In Sweden's Sodertalje, Little Baghdad, 2008.
Turner, Brian
Halogen lights flicker in the blue cold. Akhtar stares out over the boat locks as barges and container ships pass by, the snowflakes falling slow as cotton in a land where there is no sun. Tomorrow is the first day at school. His father, Hakim, rests a hand on his shoulder, an unseen weight in his voice-- In the old days, Iraqis hung lanterns high up in the date palms--as a guide for friends and strangers traveling at night.
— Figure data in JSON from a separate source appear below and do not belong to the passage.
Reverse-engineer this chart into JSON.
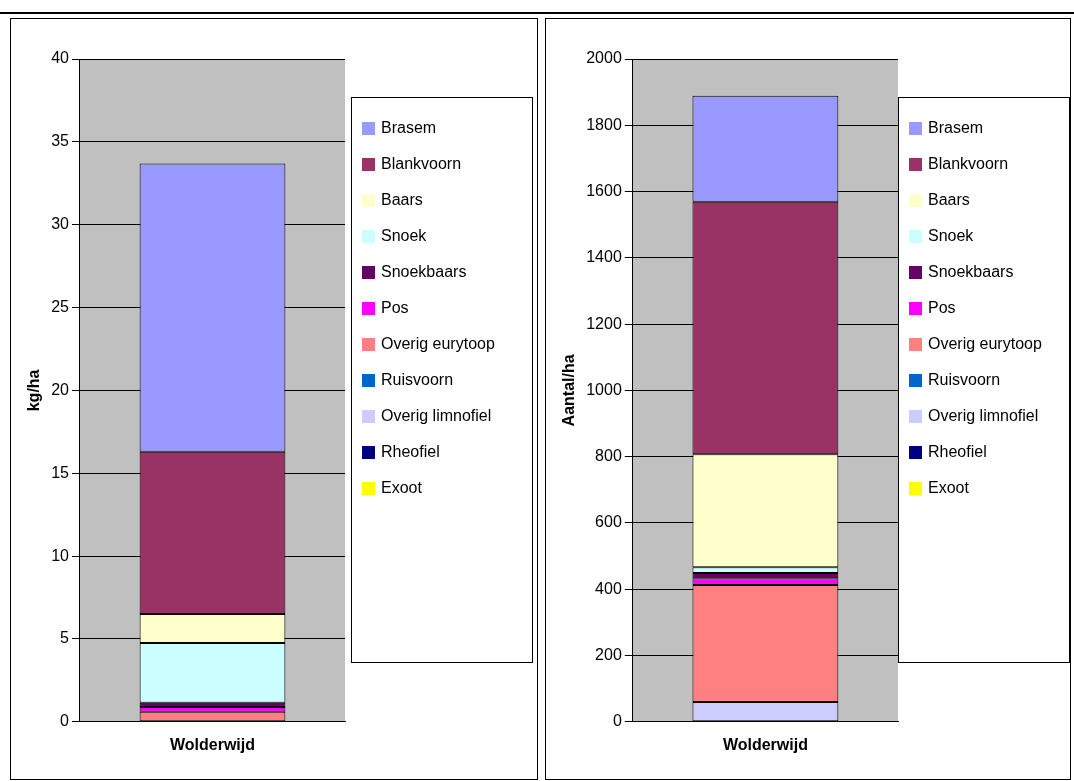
{
  "chart_data": [
    {
      "type": "bar",
      "stacked": true,
      "categories": [
        "Wolderwijd"
      ],
      "ylabel": "kg/ha",
      "ylim": [
        0,
        40
      ],
      "yticks": [
        0,
        5,
        10,
        15,
        20,
        25,
        30,
        35,
        40
      ],
      "grid": "y",
      "legend": "right",
      "series": [
        {
          "name": "Exoot",
          "color": "#ffff00",
          "values": [
            0
          ]
        },
        {
          "name": "Rheofiel",
          "color": "#000080",
          "values": [
            0
          ]
        },
        {
          "name": "Overig limnofiel",
          "color": "#ccccff",
          "values": [
            0
          ]
        },
        {
          "name": "Ruisvoorn",
          "color": "#0066cc",
          "values": [
            0
          ]
        },
        {
          "name": "Overig eurytoop",
          "color": "#ff8080",
          "values": [
            0.6
          ]
        },
        {
          "name": "Pos",
          "color": "#ff00ff",
          "values": [
            0.3
          ]
        },
        {
          "name": "Snoekbaars",
          "color": "#660066",
          "values": [
            0.25
          ]
        },
        {
          "name": "Snoek",
          "color": "#ccffff",
          "values": [
            3.6
          ]
        },
        {
          "name": "Baars",
          "color": "#ffffcc",
          "values": [
            1.75
          ]
        },
        {
          "name": "Blankvoorn",
          "color": "#993366",
          "values": [
            9.8
          ]
        },
        {
          "name": "Brasem",
          "color": "#9999ff",
          "values": [
            17.4
          ]
        }
      ]
    },
    {
      "type": "bar",
      "stacked": true,
      "categories": [
        "Wolderwijd"
      ],
      "ylabel": "Aantal/ha",
      "ylim": [
        0,
        2000
      ],
      "yticks": [
        0,
        200,
        400,
        600,
        800,
        1000,
        1200,
        1400,
        1600,
        1800,
        2000
      ],
      "grid": "y",
      "legend": "right",
      "series": [
        {
          "name": "Exoot",
          "color": "#ffff00",
          "values": [
            0
          ]
        },
        {
          "name": "Rheofiel",
          "color": "#000080",
          "values": [
            0
          ]
        },
        {
          "name": "Overig limnofiel",
          "color": "#ccccff",
          "values": [
            60
          ]
        },
        {
          "name": "Ruisvoorn",
          "color": "#0066cc",
          "values": [
            0
          ]
        },
        {
          "name": "Overig eurytoop",
          "color": "#ff8080",
          "values": [
            353
          ]
        },
        {
          "name": "Pos",
          "color": "#ff00ff",
          "values": [
            20
          ]
        },
        {
          "name": "Snoekbaars",
          "color": "#660066",
          "values": [
            16
          ]
        },
        {
          "name": "Snoek",
          "color": "#ccffff",
          "values": [
            17
          ]
        },
        {
          "name": "Baars",
          "color": "#ffffcc",
          "values": [
            341
          ]
        },
        {
          "name": "Blankvoorn",
          "color": "#993366",
          "values": [
            762
          ]
        },
        {
          "name": "Brasem",
          "color": "#9999ff",
          "values": [
            320
          ]
        }
      ]
    }
  ]
}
Akhtar imagines those trees in the dark, trunks covered with leaf-sheaves, scars, crowns with pleated segments, swaying. Akhtar, have I told you of the water-spirit, S'iluwa, the one who lives in the river? Or of the Ferij-aqra'a, how he has the tail of a fish, though he appears like an old man, his head bald and red as the dying coals, his beard green, as if grown from moss? Of course he remembers the stories. The Fish That Laughed. The Crystal Ship. Shamshum al Jabbar and The Blind Sultan. He knows The Tricks of Jann, The Stork and the Jackal, The Sparrow and His Wife. His father says, You must remember these things, Akhtar. Do not forget. We come from the land of the two rivers, Akhtar, and long after I am gone, when the world has grown dark and few remember where we come from--you will be the light in the distance.